“I hope your cousin likes it, too. I know Tom does, and we will go to-morrow, perhaps, if it is fine. Or, no, not so soon as that, perhaps. You will wish to get over the fatigue of your journey.”

He was beginning to draw back, thinking he might be a little too fast in his attentions, but Irene disclaimed all thoughts of fatigue.

“I am never tired, any more than I take cold,” she said. “Both are fallacies.”

Reginald looked startled, wondering a second time if she were given to new fads and isms and what he should do if she were—he, who was so matter-of-fact that it took him a long time to believe anything out of the ordinary. He was very anxious to get away, and in his anxiety came near forgetting to bid me good-night.
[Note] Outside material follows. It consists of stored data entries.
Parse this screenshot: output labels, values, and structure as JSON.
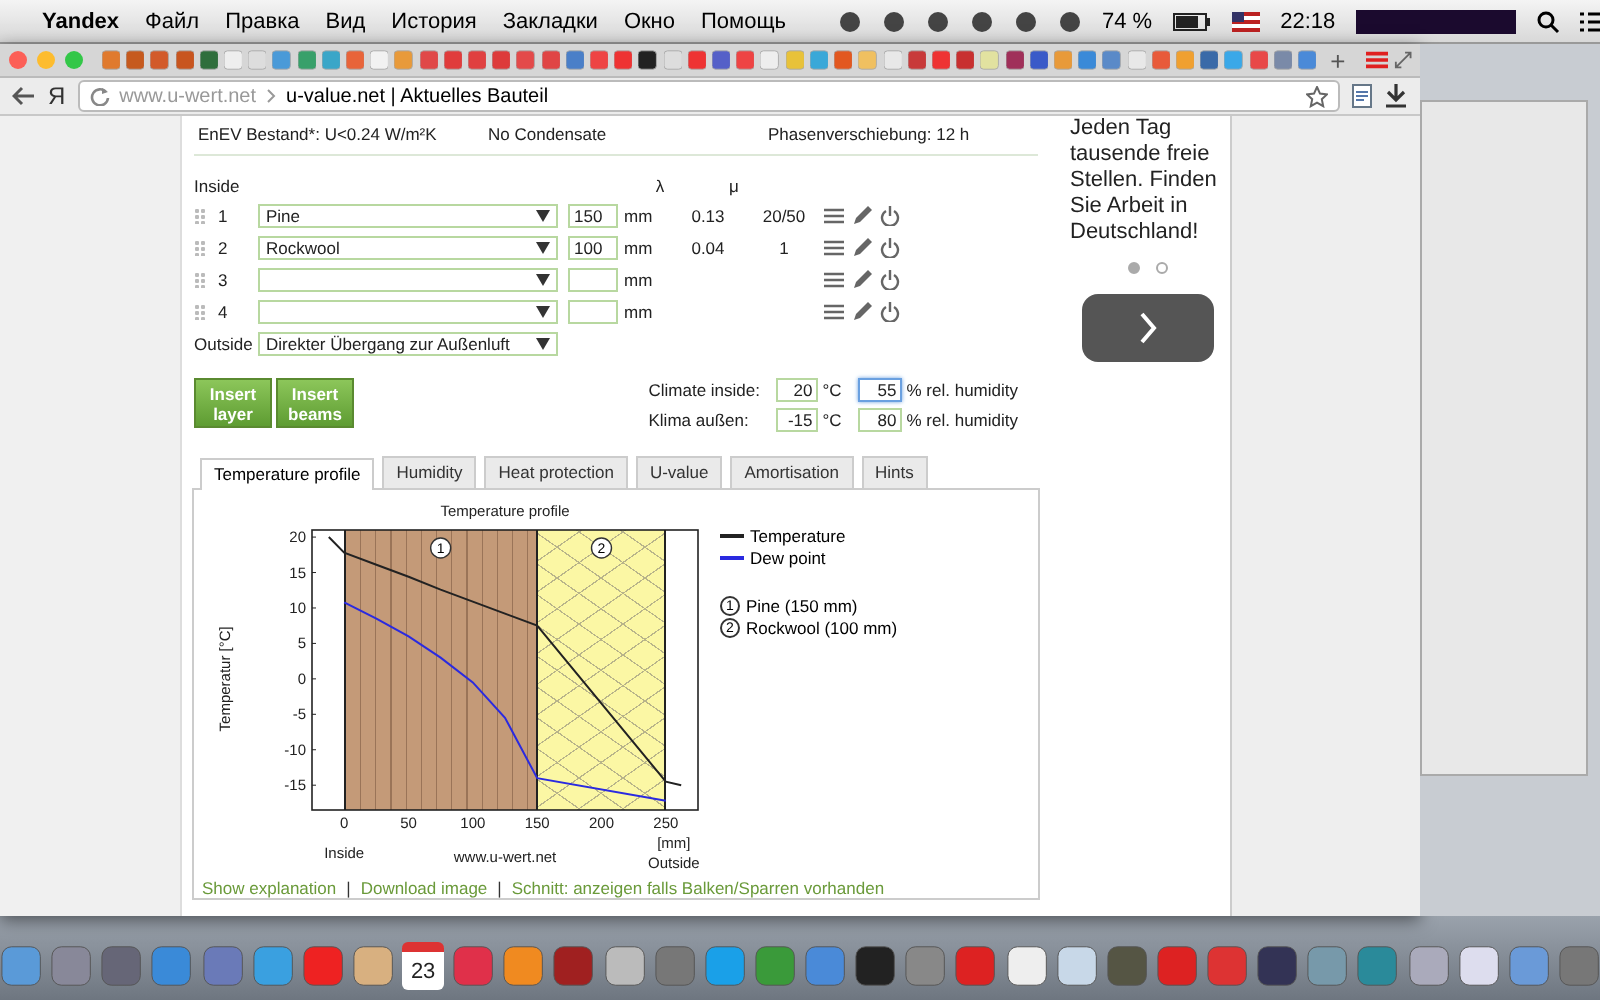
{
  "menubar": {
    "app": "Yandex",
    "menus": [
      "Файл",
      "Правка",
      "Вид",
      "История",
      "Закладки",
      "Окно",
      "Помощь"
    ],
    "battery": "74 %",
    "clock": "22:18"
  },
  "browser": {
    "new_tab": "+",
    "logo": "Я",
    "url_host": "www.u-wert.net",
    "page_title": "u-value.net | Aktuelles Bauteil"
  },
  "summary": [
    "EnEV Bestand*: U<0.24 W/m²K",
    "No Condensate",
    "Phasenverschiebung: 12 h"
  ],
  "layers": {
    "inside_label": "Inside",
    "lambda_header": "λ",
    "mu_header": "μ",
    "rows": [
      {
        "index": "1",
        "material": "Pine",
        "thickness": "150",
        "unit": "mm",
        "lambda": "0.13",
        "mu": "20/50"
      },
      {
        "index": "2",
        "material": "Rockwool",
        "thickness": "100",
        "unit": "mm",
        "lambda": "0.04",
        "mu": "1"
      },
      {
        "index": "3",
        "unit": "mm"
      },
      {
        "index": "4",
        "unit": "mm"
      }
    ],
    "outside_label": "Outside",
    "outside_value": "Direkter Übergang zur Außenluft"
  },
  "buttons": [
    "Insert layer",
    "Insert beams"
  ],
  "climate": [
    {
      "label": "Climate inside:",
      "temperature": "20",
      "temp_unit": "°C",
      "humidity": "55",
      "humidity_unit": "% rel. humidity",
      "focused": true
    },
    {
      "label": "Klima außen:",
      "temperature": "-15",
      "temp_unit": "°C",
      "humidity": "80",
      "humidity_unit": "% rel. humidity",
      "focused": false
    }
  ],
  "tabs": [
    {
      "label": "Temperature profile",
      "selected": true
    },
    {
      "label": "Humidity",
      "selected": false
    },
    {
      "label": "Heat protection",
      "selected": false
    },
    {
      "label": "U-value",
      "selected": false
    },
    {
      "label": "Amortisation",
      "selected": false
    },
    {
      "label": "Hints",
      "selected": false
    }
  ],
  "chart": {
    "chart_data": {
      "type": "line",
      "title": "Temperature profile",
      "xlabel": "[mm]",
      "ylabel": "Temperatur [°C]",
      "x": [
        -12,
        0,
        25,
        50,
        75,
        100,
        125,
        150,
        250,
        262
      ],
      "series": [
        {
          "name": "Temperature",
          "color": "#222222",
          "values": [
            20,
            17.8,
            16.1,
            14.4,
            12.6,
            10.9,
            9.2,
            7.5,
            -14.5,
            -15
          ]
        },
        {
          "name": "Dew point",
          "color": "#2a2ae0",
          "values": [
            null,
            10.8,
            8.5,
            6,
            3,
            -0.5,
            -5.5,
            -14,
            -17.2,
            null
          ]
        }
      ],
      "xlim": [
        -25,
        275
      ],
      "ylim": [
        -18.5,
        21
      ],
      "xticks": [
        0,
        50,
        100,
        150,
        200,
        250
      ],
      "yticks": [
        -15,
        -10,
        -5,
        0,
        5,
        10,
        15,
        20
      ]
    },
    "layers": [
      {
        "marker": "1",
        "number": "1",
        "name": "Pine (150 mm)"
      },
      {
        "marker": "2",
        "number": "2",
        "name": "Rockwool (100 mm)"
      }
    ],
    "inside_label": "Inside",
    "outside_label": "Outside",
    "credit": "www.u-wert.net"
  },
  "links": [
    {
      "kind": "link",
      "text": "Show explanation"
    },
    {
      "kind": "separator",
      "text": "|"
    },
    {
      "kind": "link",
      "text": "Download image"
    },
    {
      "kind": "separator",
      "text": "|"
    },
    {
      "kind": "link",
      "text": "Schnitt: anzeigen falls Balken/Sparren vorhanden"
    }
  ],
  "ad": {
    "text": "Jeden Tag tausende freie Stellen. Finden Sie Arbeit in Deutschland!",
    "dots": [
      {
        "selected": true
      },
      {
        "selected": false
      }
    ]
  },
  "dock": {
    "calendar_day": "23"
  }
}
He remembered it, however, at last, and lifting his hat to us all walked rapidly away.

“What’s your awful hurry?” Tom said, nothing loath to linger in the soft night air, with Rena’s eyes shining on him.

Reginald did not answer, nor turn his head, and saying good-by to us Tom started down the lane with long strides which soon brought him up to his friend.

CHAPTER VIII
CONFIDENCES AND COMMUNINGS

Irene had not passed a very pleasant evening and was in a bad humor, and as we entered the house she complained loudly of the condition of her organdie, which she declared spoiled with the dew, beside having a big spot of mud upon it.

“I had no business to sit there so long in that damp, poky place. I am chilled through, and Mr. Travers was just as uncomfortable as I was and wanted to get away.”

Neither of us answered her, and she said no more until she was in her room, divesting herself of her limp organdie and wet boots.